Steve came for dinner. Bee made loin of pork stuffed with apricots and prosciutto, and Steve brought two bottles of Pinot Noir.
As soon as he walked in, Daniel knew. Steve hadn’t run with fear from the life that had been calling him for years, Steve hadn’t pretended to be someone he wasn’t. Steve had struggled with it, and then had given in.

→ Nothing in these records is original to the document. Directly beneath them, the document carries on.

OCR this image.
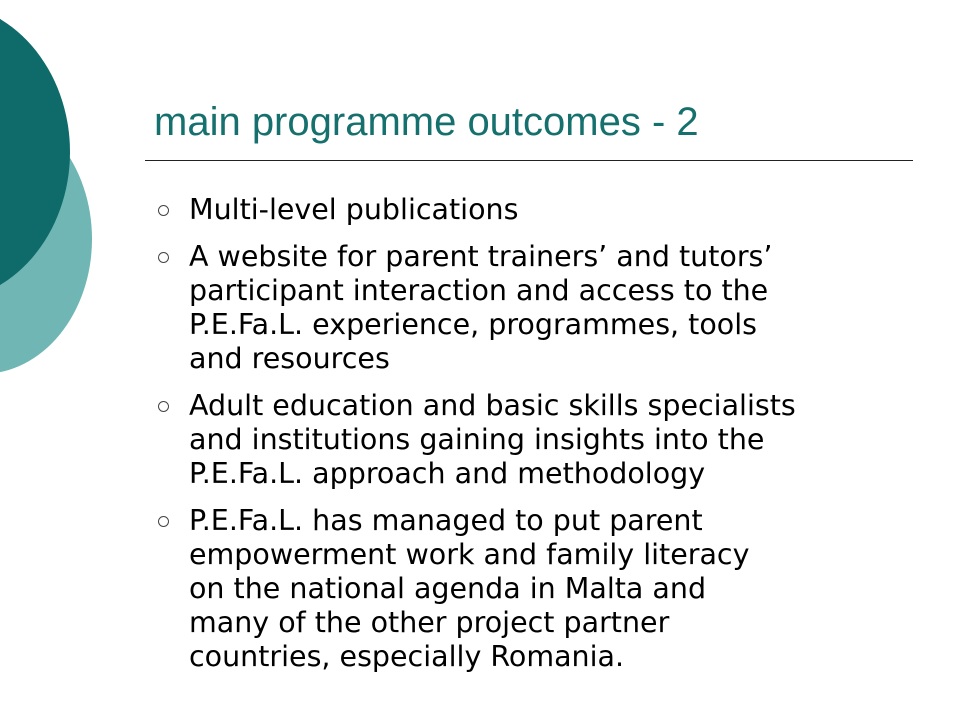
main programme outcomes - 2
Multi-level publications
A website for parent trainers’ and tutors’
participant interaction and access to the
P.E.Fa.L. experience, programmes, tools
and resources
Adult education and basic skills specialists
and institutions gaining insights into the
P.E.Fa.L. approach and methodology
P.E.Fa.L. has managed to put parent
empowerment work and family literacy
on the national agenda in Malta and
many of the other project partner
countries, especially Romania.
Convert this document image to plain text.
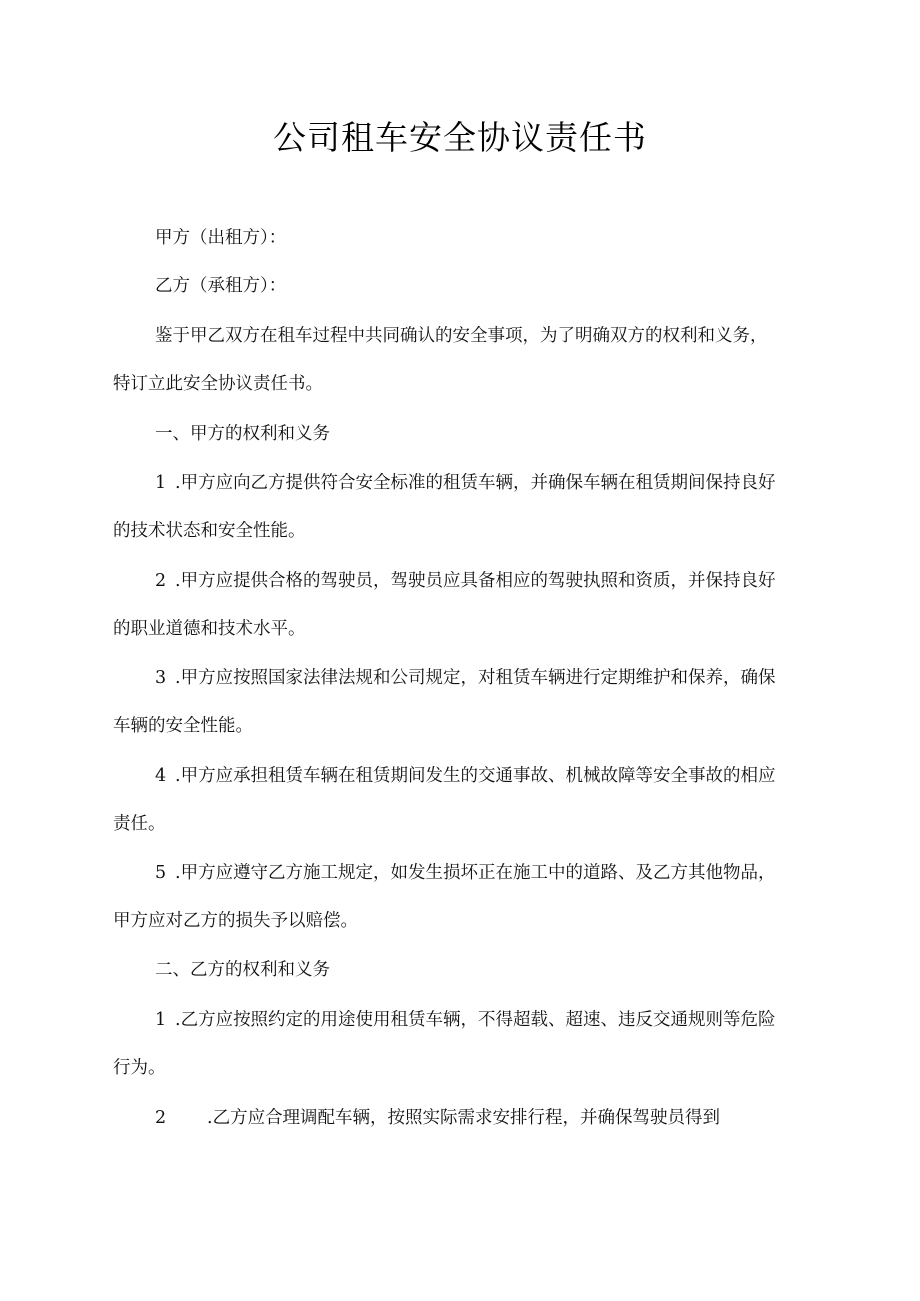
公司租车安全协议责任书

甲方（出租方）：

乙方（承租方）：

鉴于甲乙双方在租车过程中共同确认的安全事项，为了明确双方的权利和义务，

特订立此安全协议责任书。

一、甲方的权利和义务

1 .甲方应向乙方提供符合安全标准的租赁车辆，并确保车辆在租赁期间保持良好

的技术状态和安全性能。

2 .甲方应提供合格的驾驶员，驾驶员应具备相应的驾驶执照和资质，并保持良好

的职业道德和技术水平。

3 .甲方应按照国家法律法规和公司规定，对租赁车辆进行定期维护和保养，确保

车辆的安全性能。

4 .甲方应承担租赁车辆在租赁期间发生的交通事故、机械故障等安全事故的相应

责任。

5 .甲方应遵守乙方施工规定，如发生损坏正在施工中的道路、及乙方其他物品，

甲方应对乙方的损失予以赔偿。

二、乙方的权利和义务

1 .乙方应按照约定的用途使用租赁车辆，不得超载、超速、违反交通规则等危险

行为。

2 .乙方应合理调配车辆，按照实际需求安排行程，并确保驾驶员得到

“These are our dogs—” he passed photos around as they sat at the table, the girls having gone off to bed—“Mimi and Bobo.” Small Westies sat on the doorstep of a beautiful colonial house. “And this is Richard.” An older, bearded man, smiling on the deck of a boat. “My partner,” he added, although he didn’t need to.
“Not husband?” Bee rescued Daniel from his crippling awkwardness, his heart pounding fast, color rising to his cheeks.
“Not legal in our state, sadly,” Steve said. “But one day we will. We’ve been together almost ten years. The love of my life.” And he looked up and caught Daniel’s eye, and this time Daniel felt shame for a different reason. He felt shame for not being brave enough to do what Steve had done, and envy—oh God, so much envy for Steve having the life that all of a sudden Daniel realized he had always wanted.
They went out after dinner for a drink at the bar at Tavern on Main. Daniel recalled seeing
Brokeback Mountain,
looking longingly at the characters played by Jake Gyllenhaal and Heath Ledger embracing furiously at their reunion, and he parked the car on Main Street, hoping that that might happen for him, that Steve would grab him and take him into an alley.